The 2014 Giro d'Italia entered the Apennines on stage eight, with the first summit finish where major time gaps could be expected. The race travelled 179 kilometres from Foligno to Montecopiolo. The race was one rider lighter than when it finished stage seven, Orica-GreenEDGE lost stage hunter Cameron Meyer to a viral infection.

A huge breakaway unsurprisingly went up the road after around thirty kilometres of jostling. Edvald Boasson Hagen of Team Sky was in the move on his birthday and national Norway day, he was joined by the likes of Trek's Julian Arredondo, Julien Berard of AG2R La Mondiale, Eduard Vorganov of Team Katusha and Stefano Pirazzi of Bardiani-CSF, among others.

Boasson Hagen won the intermediate sprint unchallenged to take a well deserved birthday present, and the break worked well together across the flatter terrain before the real mountains started. Once the first climb started, the Cippo di Cardegna, Stefano Pirazzi increased the pace, soon dropping the weaker climbers in the breakaway.

The maglia rosa Michael Matthews was quickly out the back and pedalling squares as the peloton increased their pace up the climb. His fellow Australian Cadel Evans had become the race leader on the road. With just under fourty kilometres to, Arredondo attacked the breakaway, and was soon alone, leaving whoever wanted to chase him in his wake.
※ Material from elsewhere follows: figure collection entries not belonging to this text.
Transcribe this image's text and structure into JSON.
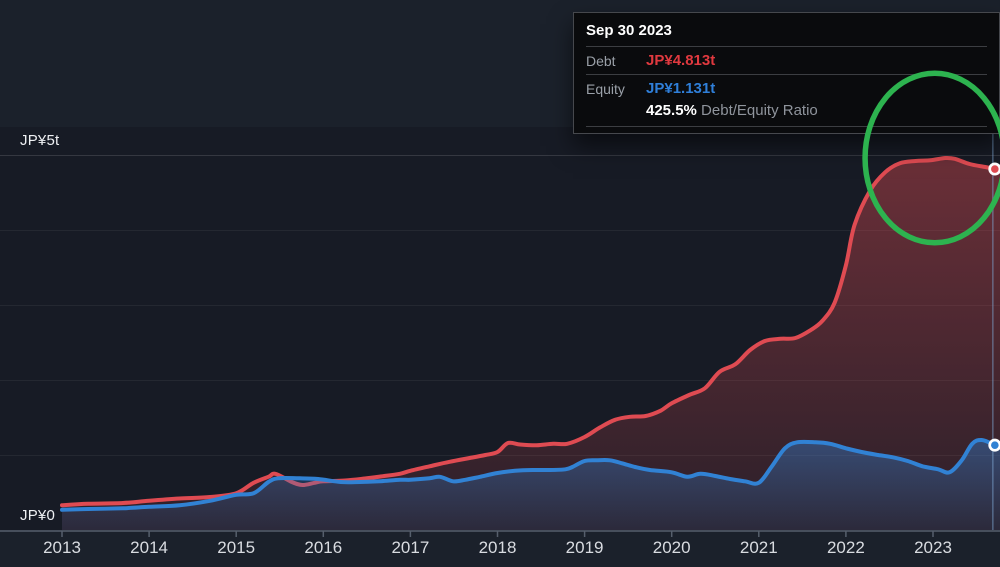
{
  "y_axis": {
    "labels": [
      {
        "text": "JP¥5t",
        "value": 5
      },
      {
        "text": "JP¥0",
        "value": 0
      }
    ]
  },
  "x_axis": {
    "labels": [
      "2013",
      "2014",
      "2015",
      "2016",
      "2017",
      "2018",
      "2019",
      "2020",
      "2021",
      "2022",
      "2023"
    ]
  },
  "tooltip": {
    "date": "Sep 30 2023",
    "debt_label": "Debt",
    "debt_value": "JP¥4.813t",
    "equity_label": "Equity",
    "equity_value": "JP¥1.131t",
    "ratio_value": "425.5%",
    "ratio_label": "Debt/Equity Ratio"
  },
  "colors": {
    "background": "#1b212b",
    "debt_line": "#df4b52",
    "equity_line": "#3182d4",
    "debt_value_text": "#e0393f",
    "equity_value_text": "#2f7fd9",
    "annotation_circle": "#2db34f",
    "axis_line": "#565f6c",
    "axis_text": "#d9dce1",
    "gridline": "rgba(255,255,255,0.06)",
    "gridline_top": "rgba(255,255,255,0.13)",
    "hover_line": "rgba(125,165,210,0.5)"
  },
  "chart_data": {
    "type": "area",
    "title": "",
    "y_unit": "JP¥ trillion",
    "ylim": [
      0,
      5
    ],
    "x_range": [
      2013,
      2023.77
    ],
    "grid": "horizontal, 1t spacing, labeled at 0 and 5t",
    "legend": "none (values shown in tooltip)",
    "series": [
      {
        "name": "Debt",
        "color": "#df4b52",
        "points": [
          [
            2013.0,
            0.33
          ],
          [
            2013.3,
            0.35
          ],
          [
            2013.7,
            0.36
          ],
          [
            2014.0,
            0.39
          ],
          [
            2014.35,
            0.42
          ],
          [
            2014.7,
            0.44
          ],
          [
            2015.0,
            0.49
          ],
          [
            2015.2,
            0.63
          ],
          [
            2015.37,
            0.71
          ],
          [
            2015.45,
            0.75
          ],
          [
            2015.64,
            0.64
          ],
          [
            2015.76,
            0.6
          ],
          [
            2015.9,
            0.63
          ],
          [
            2016.0,
            0.65
          ],
          [
            2016.25,
            0.66
          ],
          [
            2016.5,
            0.69
          ],
          [
            2016.7,
            0.72
          ],
          [
            2016.88,
            0.75
          ],
          [
            2017.0,
            0.79
          ],
          [
            2017.22,
            0.85
          ],
          [
            2017.45,
            0.91
          ],
          [
            2017.68,
            0.96
          ],
          [
            2017.86,
            1.0
          ],
          [
            2018.0,
            1.04
          ],
          [
            2018.12,
            1.16
          ],
          [
            2018.26,
            1.14
          ],
          [
            2018.45,
            1.13
          ],
          [
            2018.64,
            1.15
          ],
          [
            2018.8,
            1.15
          ],
          [
            2019.0,
            1.24
          ],
          [
            2019.18,
            1.37
          ],
          [
            2019.35,
            1.47
          ],
          [
            2019.52,
            1.51
          ],
          [
            2019.7,
            1.52
          ],
          [
            2019.87,
            1.59
          ],
          [
            2020.0,
            1.69
          ],
          [
            2020.2,
            1.8
          ],
          [
            2020.38,
            1.89
          ],
          [
            2020.55,
            2.11
          ],
          [
            2020.73,
            2.21
          ],
          [
            2020.9,
            2.4
          ],
          [
            2021.07,
            2.52
          ],
          [
            2021.25,
            2.55
          ],
          [
            2021.42,
            2.56
          ],
          [
            2021.6,
            2.67
          ],
          [
            2021.73,
            2.79
          ],
          [
            2021.87,
            3.03
          ],
          [
            2022.0,
            3.53
          ],
          [
            2022.1,
            4.07
          ],
          [
            2022.28,
            4.53
          ],
          [
            2022.45,
            4.77
          ],
          [
            2022.62,
            4.89
          ],
          [
            2022.8,
            4.92
          ],
          [
            2022.97,
            4.93
          ],
          [
            2023.14,
            4.96
          ],
          [
            2023.25,
            4.95
          ],
          [
            2023.42,
            4.88
          ],
          [
            2023.6,
            4.84
          ],
          [
            2023.71,
            4.813
          ]
        ]
      },
      {
        "name": "Equity",
        "color": "#3182d4",
        "points": [
          [
            2013.0,
            0.27
          ],
          [
            2013.3,
            0.28
          ],
          [
            2013.7,
            0.29
          ],
          [
            2014.0,
            0.31
          ],
          [
            2014.35,
            0.33
          ],
          [
            2014.7,
            0.39
          ],
          [
            2015.0,
            0.47
          ],
          [
            2015.2,
            0.49
          ],
          [
            2015.37,
            0.64
          ],
          [
            2015.48,
            0.69
          ],
          [
            2015.73,
            0.69
          ],
          [
            2015.94,
            0.68
          ],
          [
            2016.2,
            0.64
          ],
          [
            2016.42,
            0.64
          ],
          [
            2016.65,
            0.65
          ],
          [
            2016.88,
            0.67
          ],
          [
            2017.0,
            0.67
          ],
          [
            2017.22,
            0.69
          ],
          [
            2017.34,
            0.71
          ],
          [
            2017.49,
            0.65
          ],
          [
            2017.63,
            0.67
          ],
          [
            2017.8,
            0.71
          ],
          [
            2018.0,
            0.76
          ],
          [
            2018.2,
            0.79
          ],
          [
            2018.4,
            0.8
          ],
          [
            2018.6,
            0.8
          ],
          [
            2018.78,
            0.81
          ],
          [
            2018.86,
            0.84
          ],
          [
            2019.0,
            0.92
          ],
          [
            2019.14,
            0.93
          ],
          [
            2019.29,
            0.93
          ],
          [
            2019.43,
            0.89
          ],
          [
            2019.58,
            0.84
          ],
          [
            2019.75,
            0.8
          ],
          [
            2020.0,
            0.77
          ],
          [
            2020.18,
            0.71
          ],
          [
            2020.33,
            0.75
          ],
          [
            2020.5,
            0.72
          ],
          [
            2020.67,
            0.68
          ],
          [
            2020.84,
            0.65
          ],
          [
            2021.0,
            0.63
          ],
          [
            2021.15,
            0.85
          ],
          [
            2021.3,
            1.09
          ],
          [
            2021.44,
            1.17
          ],
          [
            2021.65,
            1.17
          ],
          [
            2021.82,
            1.15
          ],
          [
            2022.0,
            1.09
          ],
          [
            2022.18,
            1.04
          ],
          [
            2022.37,
            1.0
          ],
          [
            2022.54,
            0.97
          ],
          [
            2022.71,
            0.92
          ],
          [
            2022.88,
            0.85
          ],
          [
            2023.06,
            0.81
          ],
          [
            2023.19,
            0.77
          ],
          [
            2023.33,
            0.93
          ],
          [
            2023.45,
            1.15
          ],
          [
            2023.56,
            1.2
          ],
          [
            2023.71,
            1.131
          ]
        ]
      }
    ],
    "hover": {
      "x": 2023.71,
      "date": "Sep 30 2023",
      "debt": "JP¥4.813t",
      "equity": "JP¥1.131t",
      "debt_equity_ratio": "425.5%"
    },
    "annotation_circle": {
      "x": 2023.02,
      "y_value": 4.96,
      "rx_years": 0.8,
      "ry_value": 1.13
    }
  }
}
Stefano Pirazzi was the man foremost in the attempts to do this, when Team Europcar's Pierre Rolland attacked the peloton on the descent. He soon got a good gap, and Arredondo had just over a minute to the Frenchman. Rolland kept chasing Arredondo, and on the final climb was closing in. However, the peloton were also closing in under the impetus of AG2R La Mondiale. 

Rolland caught Arredondo within the final kilometre, but the peloton closed them down, and Katusha's Daniel Moreno jumped in the last 500 metres. He died away early, and was countered by Robert Kiserlovski, and then Diego Ulissi who passed the Croatian champion to take his second win of this year's Giro d'Italia. Cadel Evans by virtue of finishing with the front group inherited the maglia rosa from his countryman Michael Matthews.